No cases of abdominal seminoma following orchidectomy have been reported in the surgical literature. As to whether the resected tumor in the present report was primary or a local recurrence, it would appear that the latter is the case as there are no known structures that may give rise to such a tumor following inguinal orchidectomy. It is possible that a microscopic deposit survived and gave rise to the mass in question, thus calling into question the accuracy of the first pathology report. Post-orchidectomy evaluation of the surgical pathology specimen and the definitive removal of the residual testicle tissue is established by an awareness of the histological spectrum exhibited by testicular remnants (31). Although the exact extragonadal germ cell tumor histogenesis is not known, several theories relating to the possibility that all germ cell tumors originated from extragonadal, potentially biphasic germ cells have been proposed. It has been suggested that germ cells are present in apparently ectopic sites in all healthy individuals, having been distributed widely during normal embryogenesis, conveying genetic information or providing regulatory functions at somatic sites (16,32–34).

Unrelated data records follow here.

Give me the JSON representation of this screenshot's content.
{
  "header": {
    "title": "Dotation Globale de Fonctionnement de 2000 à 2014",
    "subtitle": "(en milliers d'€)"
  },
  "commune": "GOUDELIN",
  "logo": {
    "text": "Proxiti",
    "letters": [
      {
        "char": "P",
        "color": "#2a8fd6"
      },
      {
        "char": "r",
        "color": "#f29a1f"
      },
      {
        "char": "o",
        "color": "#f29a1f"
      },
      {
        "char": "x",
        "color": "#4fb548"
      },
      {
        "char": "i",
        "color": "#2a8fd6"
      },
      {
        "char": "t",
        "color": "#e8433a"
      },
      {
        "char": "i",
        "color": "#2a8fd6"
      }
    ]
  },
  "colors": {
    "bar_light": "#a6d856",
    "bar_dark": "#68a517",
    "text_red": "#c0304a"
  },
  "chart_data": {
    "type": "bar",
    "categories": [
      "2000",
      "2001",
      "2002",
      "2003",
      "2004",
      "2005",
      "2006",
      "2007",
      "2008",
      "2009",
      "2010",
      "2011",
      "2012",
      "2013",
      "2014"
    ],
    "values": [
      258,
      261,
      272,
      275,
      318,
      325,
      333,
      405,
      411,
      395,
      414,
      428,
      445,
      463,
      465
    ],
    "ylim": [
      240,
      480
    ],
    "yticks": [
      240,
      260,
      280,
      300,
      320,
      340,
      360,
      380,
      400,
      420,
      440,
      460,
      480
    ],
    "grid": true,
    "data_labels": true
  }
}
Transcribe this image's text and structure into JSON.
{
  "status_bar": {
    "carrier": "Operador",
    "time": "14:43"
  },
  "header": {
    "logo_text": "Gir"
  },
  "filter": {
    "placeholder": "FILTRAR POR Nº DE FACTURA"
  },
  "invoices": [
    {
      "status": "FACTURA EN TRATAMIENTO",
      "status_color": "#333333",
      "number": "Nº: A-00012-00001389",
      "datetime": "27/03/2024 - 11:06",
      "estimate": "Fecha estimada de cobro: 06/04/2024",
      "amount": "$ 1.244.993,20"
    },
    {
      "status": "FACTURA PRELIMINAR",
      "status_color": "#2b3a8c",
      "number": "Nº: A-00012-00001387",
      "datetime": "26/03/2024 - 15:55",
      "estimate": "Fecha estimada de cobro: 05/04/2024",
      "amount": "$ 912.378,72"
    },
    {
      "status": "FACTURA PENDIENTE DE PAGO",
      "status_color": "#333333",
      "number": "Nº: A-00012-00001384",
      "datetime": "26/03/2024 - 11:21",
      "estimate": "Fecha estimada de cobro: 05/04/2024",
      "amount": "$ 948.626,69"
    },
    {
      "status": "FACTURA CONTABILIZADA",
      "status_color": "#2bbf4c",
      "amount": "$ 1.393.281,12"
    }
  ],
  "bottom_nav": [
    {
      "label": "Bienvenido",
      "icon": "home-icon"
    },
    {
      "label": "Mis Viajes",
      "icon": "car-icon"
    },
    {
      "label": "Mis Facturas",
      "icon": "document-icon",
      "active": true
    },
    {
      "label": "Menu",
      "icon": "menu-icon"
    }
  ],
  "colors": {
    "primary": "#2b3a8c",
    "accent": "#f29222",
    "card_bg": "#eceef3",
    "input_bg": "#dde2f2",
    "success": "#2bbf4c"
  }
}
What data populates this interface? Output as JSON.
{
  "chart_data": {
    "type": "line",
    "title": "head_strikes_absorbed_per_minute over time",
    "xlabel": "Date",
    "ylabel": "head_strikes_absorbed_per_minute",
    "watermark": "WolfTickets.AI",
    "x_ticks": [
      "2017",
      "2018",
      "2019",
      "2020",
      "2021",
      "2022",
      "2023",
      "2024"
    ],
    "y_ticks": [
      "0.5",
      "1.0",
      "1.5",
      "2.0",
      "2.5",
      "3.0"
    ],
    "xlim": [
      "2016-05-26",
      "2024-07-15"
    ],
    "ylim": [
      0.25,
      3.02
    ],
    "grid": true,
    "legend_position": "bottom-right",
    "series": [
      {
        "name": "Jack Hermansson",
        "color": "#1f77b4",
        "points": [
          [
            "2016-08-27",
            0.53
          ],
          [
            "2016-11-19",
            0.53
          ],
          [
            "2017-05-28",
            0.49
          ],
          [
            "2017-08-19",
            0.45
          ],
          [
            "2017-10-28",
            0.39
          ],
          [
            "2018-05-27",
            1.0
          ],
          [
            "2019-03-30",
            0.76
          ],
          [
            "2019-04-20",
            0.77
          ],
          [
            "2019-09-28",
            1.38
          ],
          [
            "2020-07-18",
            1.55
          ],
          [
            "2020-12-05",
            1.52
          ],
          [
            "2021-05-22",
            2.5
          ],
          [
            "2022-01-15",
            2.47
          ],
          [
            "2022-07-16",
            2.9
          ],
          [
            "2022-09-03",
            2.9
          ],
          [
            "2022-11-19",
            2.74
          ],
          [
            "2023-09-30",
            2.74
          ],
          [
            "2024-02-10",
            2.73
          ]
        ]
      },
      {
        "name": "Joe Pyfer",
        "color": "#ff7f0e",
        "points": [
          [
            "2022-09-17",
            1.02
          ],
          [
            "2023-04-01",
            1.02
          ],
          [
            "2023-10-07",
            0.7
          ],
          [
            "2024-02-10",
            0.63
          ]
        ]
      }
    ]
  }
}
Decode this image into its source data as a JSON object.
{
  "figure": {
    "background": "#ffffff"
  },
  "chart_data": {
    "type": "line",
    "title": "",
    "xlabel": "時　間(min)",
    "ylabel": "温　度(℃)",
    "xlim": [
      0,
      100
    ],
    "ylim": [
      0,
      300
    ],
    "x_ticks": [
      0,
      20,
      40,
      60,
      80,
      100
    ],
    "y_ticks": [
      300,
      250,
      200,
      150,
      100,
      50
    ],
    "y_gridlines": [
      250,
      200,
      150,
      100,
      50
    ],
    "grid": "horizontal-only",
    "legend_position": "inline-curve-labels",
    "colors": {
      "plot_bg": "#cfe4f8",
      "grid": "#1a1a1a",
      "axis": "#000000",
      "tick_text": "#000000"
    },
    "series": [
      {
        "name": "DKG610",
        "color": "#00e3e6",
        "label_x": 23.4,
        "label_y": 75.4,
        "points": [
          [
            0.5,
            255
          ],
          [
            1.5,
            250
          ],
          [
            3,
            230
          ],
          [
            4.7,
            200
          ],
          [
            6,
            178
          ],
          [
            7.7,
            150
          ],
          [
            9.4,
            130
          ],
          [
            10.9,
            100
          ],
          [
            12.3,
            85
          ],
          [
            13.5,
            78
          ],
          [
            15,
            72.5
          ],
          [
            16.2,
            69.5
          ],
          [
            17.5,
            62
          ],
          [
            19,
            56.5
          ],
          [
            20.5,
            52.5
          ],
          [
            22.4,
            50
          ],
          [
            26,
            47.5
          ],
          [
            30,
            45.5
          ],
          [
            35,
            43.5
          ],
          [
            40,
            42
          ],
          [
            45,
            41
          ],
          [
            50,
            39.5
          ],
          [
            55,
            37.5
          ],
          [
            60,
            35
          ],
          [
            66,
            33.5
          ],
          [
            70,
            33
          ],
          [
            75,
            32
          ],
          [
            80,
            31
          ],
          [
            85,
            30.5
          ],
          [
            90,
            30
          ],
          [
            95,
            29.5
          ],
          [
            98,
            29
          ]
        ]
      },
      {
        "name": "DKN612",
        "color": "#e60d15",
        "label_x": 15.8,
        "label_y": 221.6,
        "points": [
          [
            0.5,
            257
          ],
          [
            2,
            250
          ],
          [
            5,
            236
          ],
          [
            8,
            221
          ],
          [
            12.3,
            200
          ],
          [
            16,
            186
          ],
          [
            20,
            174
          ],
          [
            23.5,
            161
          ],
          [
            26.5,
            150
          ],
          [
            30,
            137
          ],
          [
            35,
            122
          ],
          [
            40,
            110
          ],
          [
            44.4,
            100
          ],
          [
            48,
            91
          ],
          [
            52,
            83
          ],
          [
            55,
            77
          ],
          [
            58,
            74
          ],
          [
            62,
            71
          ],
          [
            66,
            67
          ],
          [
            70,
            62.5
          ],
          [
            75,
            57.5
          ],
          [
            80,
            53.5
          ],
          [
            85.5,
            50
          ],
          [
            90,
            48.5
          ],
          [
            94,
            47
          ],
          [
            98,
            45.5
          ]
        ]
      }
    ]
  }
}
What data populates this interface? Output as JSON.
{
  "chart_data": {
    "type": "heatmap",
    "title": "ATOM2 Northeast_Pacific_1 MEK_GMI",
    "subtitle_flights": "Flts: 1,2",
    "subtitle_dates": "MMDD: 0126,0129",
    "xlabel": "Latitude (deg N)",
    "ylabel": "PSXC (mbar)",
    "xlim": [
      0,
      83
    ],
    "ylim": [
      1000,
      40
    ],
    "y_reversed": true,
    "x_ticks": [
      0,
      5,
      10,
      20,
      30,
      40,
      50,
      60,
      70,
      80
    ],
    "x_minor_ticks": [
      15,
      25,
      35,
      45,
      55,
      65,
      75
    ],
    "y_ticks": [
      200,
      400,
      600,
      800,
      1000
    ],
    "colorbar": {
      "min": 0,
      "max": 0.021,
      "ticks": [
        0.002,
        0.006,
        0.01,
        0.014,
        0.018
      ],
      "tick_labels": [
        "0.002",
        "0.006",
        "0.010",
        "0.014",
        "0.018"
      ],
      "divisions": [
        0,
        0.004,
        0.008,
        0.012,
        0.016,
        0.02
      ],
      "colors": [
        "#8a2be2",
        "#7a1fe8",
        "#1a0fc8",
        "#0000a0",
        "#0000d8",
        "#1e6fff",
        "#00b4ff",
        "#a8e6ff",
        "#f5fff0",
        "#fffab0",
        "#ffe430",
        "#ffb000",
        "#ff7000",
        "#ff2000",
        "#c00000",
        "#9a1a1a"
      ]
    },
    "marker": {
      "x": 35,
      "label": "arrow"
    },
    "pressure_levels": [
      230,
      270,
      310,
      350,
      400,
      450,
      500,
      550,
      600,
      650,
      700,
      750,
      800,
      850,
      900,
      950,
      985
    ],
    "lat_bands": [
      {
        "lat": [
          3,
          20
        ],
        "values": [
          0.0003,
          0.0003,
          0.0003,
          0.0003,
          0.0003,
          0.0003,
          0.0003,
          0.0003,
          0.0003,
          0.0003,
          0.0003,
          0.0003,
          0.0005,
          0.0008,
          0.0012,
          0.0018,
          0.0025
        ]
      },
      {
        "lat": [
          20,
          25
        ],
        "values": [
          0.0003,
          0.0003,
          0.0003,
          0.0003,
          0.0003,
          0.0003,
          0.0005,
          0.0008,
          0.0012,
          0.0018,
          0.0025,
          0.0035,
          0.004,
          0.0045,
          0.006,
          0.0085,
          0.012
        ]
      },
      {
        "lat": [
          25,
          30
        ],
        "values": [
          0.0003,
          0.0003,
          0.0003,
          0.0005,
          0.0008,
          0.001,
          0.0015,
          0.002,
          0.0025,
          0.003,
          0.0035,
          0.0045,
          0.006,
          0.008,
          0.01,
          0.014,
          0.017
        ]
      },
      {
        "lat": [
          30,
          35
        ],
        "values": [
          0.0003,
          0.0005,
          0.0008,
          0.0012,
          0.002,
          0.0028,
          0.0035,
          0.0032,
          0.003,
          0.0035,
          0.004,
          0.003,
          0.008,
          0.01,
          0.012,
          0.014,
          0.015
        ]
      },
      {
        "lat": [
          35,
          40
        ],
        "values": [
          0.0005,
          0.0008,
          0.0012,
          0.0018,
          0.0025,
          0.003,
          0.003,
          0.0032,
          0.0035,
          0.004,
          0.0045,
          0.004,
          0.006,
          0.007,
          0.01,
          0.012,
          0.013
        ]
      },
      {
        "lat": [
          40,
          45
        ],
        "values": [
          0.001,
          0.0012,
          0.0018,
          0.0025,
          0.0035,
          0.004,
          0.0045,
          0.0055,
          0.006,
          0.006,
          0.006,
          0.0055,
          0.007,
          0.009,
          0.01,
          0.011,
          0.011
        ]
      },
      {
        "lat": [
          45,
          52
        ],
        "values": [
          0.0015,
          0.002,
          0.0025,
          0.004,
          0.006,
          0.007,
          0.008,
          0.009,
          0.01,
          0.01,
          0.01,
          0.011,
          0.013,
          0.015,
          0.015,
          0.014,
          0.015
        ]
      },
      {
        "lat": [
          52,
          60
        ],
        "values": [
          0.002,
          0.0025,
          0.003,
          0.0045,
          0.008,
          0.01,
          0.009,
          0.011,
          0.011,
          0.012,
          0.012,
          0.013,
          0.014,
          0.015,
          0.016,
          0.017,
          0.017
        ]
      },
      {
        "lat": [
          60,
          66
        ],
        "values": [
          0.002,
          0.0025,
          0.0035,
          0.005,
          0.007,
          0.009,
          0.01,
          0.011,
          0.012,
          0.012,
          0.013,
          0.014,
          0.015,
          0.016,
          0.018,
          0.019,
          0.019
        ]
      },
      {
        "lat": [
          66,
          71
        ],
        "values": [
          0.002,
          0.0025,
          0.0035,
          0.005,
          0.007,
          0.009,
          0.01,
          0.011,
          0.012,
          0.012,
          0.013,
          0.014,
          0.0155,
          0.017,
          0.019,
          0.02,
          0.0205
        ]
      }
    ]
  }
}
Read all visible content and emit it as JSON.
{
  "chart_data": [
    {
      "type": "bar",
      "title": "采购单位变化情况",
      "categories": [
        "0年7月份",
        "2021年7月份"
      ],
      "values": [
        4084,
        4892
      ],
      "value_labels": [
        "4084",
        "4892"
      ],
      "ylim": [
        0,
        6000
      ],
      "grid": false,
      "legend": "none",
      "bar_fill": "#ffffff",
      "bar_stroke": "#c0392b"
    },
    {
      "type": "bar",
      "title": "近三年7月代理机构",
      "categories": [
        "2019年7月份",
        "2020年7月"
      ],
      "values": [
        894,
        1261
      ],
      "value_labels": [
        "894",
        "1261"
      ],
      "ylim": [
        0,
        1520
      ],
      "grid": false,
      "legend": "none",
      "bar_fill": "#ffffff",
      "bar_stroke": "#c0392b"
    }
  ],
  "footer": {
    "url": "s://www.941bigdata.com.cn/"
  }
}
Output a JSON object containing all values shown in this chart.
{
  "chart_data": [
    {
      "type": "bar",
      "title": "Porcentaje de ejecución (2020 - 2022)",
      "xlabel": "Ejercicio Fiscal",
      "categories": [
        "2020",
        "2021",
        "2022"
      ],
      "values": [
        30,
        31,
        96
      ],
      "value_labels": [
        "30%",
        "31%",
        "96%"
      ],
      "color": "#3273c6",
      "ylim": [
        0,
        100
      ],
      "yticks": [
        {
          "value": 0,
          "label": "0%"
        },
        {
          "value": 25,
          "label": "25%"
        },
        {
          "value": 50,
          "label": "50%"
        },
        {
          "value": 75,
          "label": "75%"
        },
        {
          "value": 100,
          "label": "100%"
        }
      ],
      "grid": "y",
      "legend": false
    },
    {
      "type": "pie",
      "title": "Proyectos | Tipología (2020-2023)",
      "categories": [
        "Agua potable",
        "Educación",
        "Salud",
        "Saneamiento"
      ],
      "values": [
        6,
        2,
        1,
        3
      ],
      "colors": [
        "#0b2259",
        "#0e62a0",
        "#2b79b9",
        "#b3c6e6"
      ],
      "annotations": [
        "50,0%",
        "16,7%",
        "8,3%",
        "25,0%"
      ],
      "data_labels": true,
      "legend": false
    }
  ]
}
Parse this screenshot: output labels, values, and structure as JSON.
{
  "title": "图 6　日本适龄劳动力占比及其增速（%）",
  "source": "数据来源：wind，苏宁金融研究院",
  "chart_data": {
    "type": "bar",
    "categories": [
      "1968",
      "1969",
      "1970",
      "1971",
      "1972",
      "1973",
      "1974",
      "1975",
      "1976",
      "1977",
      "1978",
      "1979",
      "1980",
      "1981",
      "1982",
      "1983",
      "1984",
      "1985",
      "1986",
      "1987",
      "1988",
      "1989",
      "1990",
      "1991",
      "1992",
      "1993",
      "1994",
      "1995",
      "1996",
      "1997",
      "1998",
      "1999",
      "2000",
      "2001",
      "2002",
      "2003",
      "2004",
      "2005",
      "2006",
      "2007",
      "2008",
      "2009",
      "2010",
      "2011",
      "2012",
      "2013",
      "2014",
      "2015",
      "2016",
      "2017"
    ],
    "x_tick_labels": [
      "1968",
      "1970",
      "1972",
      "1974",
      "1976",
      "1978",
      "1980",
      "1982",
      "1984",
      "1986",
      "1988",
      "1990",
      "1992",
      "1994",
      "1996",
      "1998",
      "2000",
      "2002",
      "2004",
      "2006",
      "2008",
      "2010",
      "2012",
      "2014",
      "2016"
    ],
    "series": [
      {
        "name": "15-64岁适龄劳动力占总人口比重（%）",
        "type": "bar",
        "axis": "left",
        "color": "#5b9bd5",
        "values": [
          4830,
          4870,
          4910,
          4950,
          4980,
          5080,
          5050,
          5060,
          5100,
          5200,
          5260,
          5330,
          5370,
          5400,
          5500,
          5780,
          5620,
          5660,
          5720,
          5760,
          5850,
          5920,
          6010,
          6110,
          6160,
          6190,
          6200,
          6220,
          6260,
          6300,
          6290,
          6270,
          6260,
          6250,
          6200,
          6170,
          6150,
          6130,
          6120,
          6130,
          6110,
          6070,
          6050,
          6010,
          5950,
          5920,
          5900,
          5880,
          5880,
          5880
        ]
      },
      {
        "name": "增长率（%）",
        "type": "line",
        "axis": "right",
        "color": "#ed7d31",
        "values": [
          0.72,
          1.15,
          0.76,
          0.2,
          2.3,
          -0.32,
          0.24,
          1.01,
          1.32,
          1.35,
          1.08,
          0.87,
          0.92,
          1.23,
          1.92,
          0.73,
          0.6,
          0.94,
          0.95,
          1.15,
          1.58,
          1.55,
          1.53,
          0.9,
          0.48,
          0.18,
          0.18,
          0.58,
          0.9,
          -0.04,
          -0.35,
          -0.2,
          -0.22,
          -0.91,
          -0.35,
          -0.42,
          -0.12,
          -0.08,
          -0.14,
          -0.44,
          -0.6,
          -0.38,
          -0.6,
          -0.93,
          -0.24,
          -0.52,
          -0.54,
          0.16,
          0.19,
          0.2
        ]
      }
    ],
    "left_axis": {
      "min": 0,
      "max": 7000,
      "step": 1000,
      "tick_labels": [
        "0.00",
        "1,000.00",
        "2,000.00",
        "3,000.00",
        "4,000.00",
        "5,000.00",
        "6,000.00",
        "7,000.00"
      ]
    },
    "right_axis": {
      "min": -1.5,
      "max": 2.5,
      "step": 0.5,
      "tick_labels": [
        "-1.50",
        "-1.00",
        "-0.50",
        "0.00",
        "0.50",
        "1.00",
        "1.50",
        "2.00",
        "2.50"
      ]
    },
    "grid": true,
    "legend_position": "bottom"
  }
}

As a conclusion, and despite the elevated risk of testicular cancer in patients with intra-abdominal testicles, we considered retroperitoneal seminoma to be a disease of low incidence. This is due to the standard practice of orchidopexy in pre-adolescent patients and orchiectomy in post-adolescents with cryptorchidism. Nevertheless, tumors of intra-abdominal testicles occasionally appear that could be avoided by the adoption of adequate prevention strategies and a careful follow-up. If a patient presents with an abdominal mass following orchidectomy, the differential diagnosis of seminoma should be considered even if the prior histopathology report stated it to be benign. Extirpation of such tumors may be carried out safely by laparotomy. This will obviate the possible rupture and local seeding of tumor cells. We also wish to highlight the fact that a greater number of sections should be taken when preparing histopathological slides of post-orchidectomy testicles to reduce the risk of missing areas of the tumor.